6) Bridges, vaults, and basic DeFi concepts

  • Bridges: Choose canonical or light-client/ZK designs over multisigs that are hard to see. Make sure you’re getting «native» assets (like «USDC (native)») instead of strange wrapped ones.
  • Lending/Leverage: Check the collateral factor (LTV), the oracle source, the liquidation penalty, and the rate mode (stable or variable).
  • Yield vaults: Know the strategy (at least at a high level), the fee stack (for performance and management), and the rules for withdrawing (cooldowns and queues).
  • Restaking/LSTs: Approvals often go from one protocol to another (LST → lending → leverage). Start small, keep an eye on the health factor, and set alerts.

7) NFTs and Mints

  • Collection contract: Make sure you’re minting from the real collection contract, not a fake one that looks like it.
  • Mint function: Read the call data fields, which include the quantity and price per mint. Do the caps and total supply look good?
  • Royalties/Operator filter: Be careful with universal operator approvals and understand what they mean for resale in the marketplace.

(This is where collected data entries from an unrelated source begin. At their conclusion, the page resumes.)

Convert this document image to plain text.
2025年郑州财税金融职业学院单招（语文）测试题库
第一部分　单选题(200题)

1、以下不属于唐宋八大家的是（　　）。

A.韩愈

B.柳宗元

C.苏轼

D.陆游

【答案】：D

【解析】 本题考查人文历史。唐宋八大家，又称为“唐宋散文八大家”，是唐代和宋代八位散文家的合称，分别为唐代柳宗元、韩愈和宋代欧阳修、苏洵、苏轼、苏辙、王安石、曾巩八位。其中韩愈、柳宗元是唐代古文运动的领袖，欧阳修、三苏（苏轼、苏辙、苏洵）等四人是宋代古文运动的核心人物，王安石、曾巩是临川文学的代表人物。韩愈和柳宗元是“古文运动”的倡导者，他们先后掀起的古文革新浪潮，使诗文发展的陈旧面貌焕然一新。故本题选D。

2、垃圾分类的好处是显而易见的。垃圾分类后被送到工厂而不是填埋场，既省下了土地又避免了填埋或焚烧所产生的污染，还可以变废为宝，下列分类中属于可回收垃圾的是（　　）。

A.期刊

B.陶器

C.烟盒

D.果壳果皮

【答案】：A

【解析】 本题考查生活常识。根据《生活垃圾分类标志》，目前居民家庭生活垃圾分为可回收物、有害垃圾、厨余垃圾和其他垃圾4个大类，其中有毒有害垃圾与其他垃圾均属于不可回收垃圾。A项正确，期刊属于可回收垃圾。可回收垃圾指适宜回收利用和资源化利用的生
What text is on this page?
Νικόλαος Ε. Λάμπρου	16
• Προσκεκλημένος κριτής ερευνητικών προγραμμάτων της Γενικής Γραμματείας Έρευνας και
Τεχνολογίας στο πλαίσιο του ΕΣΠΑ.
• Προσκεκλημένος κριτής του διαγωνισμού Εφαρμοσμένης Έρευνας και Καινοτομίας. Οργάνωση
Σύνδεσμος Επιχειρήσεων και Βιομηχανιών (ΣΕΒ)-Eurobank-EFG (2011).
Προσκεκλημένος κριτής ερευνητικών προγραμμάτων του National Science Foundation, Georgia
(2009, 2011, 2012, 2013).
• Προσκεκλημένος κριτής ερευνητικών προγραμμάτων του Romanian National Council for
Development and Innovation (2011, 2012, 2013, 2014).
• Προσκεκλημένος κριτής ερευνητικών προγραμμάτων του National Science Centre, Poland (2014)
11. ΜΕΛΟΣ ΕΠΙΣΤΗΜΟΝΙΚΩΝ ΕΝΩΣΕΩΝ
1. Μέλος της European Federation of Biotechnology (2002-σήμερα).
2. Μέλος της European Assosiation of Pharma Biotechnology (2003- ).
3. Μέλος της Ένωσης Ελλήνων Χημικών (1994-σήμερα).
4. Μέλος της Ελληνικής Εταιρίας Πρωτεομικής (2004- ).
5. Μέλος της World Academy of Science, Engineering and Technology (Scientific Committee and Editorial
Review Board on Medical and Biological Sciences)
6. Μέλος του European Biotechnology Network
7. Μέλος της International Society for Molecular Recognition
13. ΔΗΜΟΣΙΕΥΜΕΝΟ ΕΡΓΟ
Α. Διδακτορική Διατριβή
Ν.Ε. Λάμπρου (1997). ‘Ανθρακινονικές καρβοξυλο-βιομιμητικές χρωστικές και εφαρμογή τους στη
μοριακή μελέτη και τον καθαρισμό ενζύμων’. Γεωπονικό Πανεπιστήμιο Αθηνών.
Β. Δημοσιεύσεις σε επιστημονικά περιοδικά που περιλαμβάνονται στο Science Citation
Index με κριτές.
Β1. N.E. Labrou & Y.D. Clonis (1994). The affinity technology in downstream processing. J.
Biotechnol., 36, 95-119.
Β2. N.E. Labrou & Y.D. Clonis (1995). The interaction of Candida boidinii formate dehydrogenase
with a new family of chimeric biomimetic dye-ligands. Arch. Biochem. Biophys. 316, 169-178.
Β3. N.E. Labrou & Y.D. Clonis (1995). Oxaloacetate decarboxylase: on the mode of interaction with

8) Off-Chain Signatures (SIWE, Orders, Listings)

  • Sign In With Ethereum (SIWE): Your typed message should have your address, domain, statement, nonce, chain ID, and short expiry. Are there any token approvals in SIWE? (There shouldn’t be.)
  • Order/listing signatures: You might have to sign orders at marketplaces that can be sent later. Check the collection, token ID, price, currency, and expiration.
  • **Messages that are blank: Don’t ever sign hex codes or messages that you don’t understand. Stop if your wallet can’t make typed information clear.

9) Numbers That Should Make You Stop

  • «Too-good-to-be-true yields» or «urgent claim» pop-ups. * «Max slippage ≥10%» without a reason.
  • Unlimited approvals for contracts that aren’t known.
  • Bridge routes with more than one hop or hard-to-find wrapped tickers. * Gas fee = 0 or way above normal. * Unverified contracts or new contracts with no history.

10) Last 30 seconds before takeoff

  • ✅ Checked the URL and domain (using a bookmark).
  • ✅ The «from» address and «network» are both correct.
  • To contract checked; proxy implementation looked over.
  • Function & params match what you want (amount, token, slippage, deadline).
  • Spender for approvals is right; limit set (not infinite).
  • ✅ The fees seem fair; you can afford gas and the value.
  • Simulation shows how the balance and allowance will change.
  • Hardware confirmation shows you what you expect to see on the screen.
  • Screenshots/tx hash saved in case you need them for support.

After You Sign

  • Keep an eye on the tx on an explorer (status, logs, token transfers). * Revoke temporary approvals when you’re done.
  • **Keeping records: Keep track of tx hashes, contract addresses, and notes (this helps with audits, taxes, and support).
  • Set up alerts: For big transfers or approvals that involve your address, use wallet or explorer notifications.

Emergency Plan

  • Wrong approval or suspicious tx: Immediately revoke the allowance (use a different wallet if the one you have now is compromised).
  • Phished seed or signed malicious permit: Move any remaining assets to a fresh wallet (new seed) right away and only approve from the new wallet. * Drained hot wallet: Treat the device as compromised; restore from seed to a hardware wallet and rotate all allowances. * Support evidence: Save hashes, signed messages, domains, and timestamps. If necessary, report to marketplaces or bridges.

Bottom line: If you go slow, you’ll go fast. A quick look at URL → Network → Contract → Function → Amounts → Approvals → Fees for 60 seconds stops most exploits. If you make this checklist a habit, most «gotchas» won’t get past your Sign button.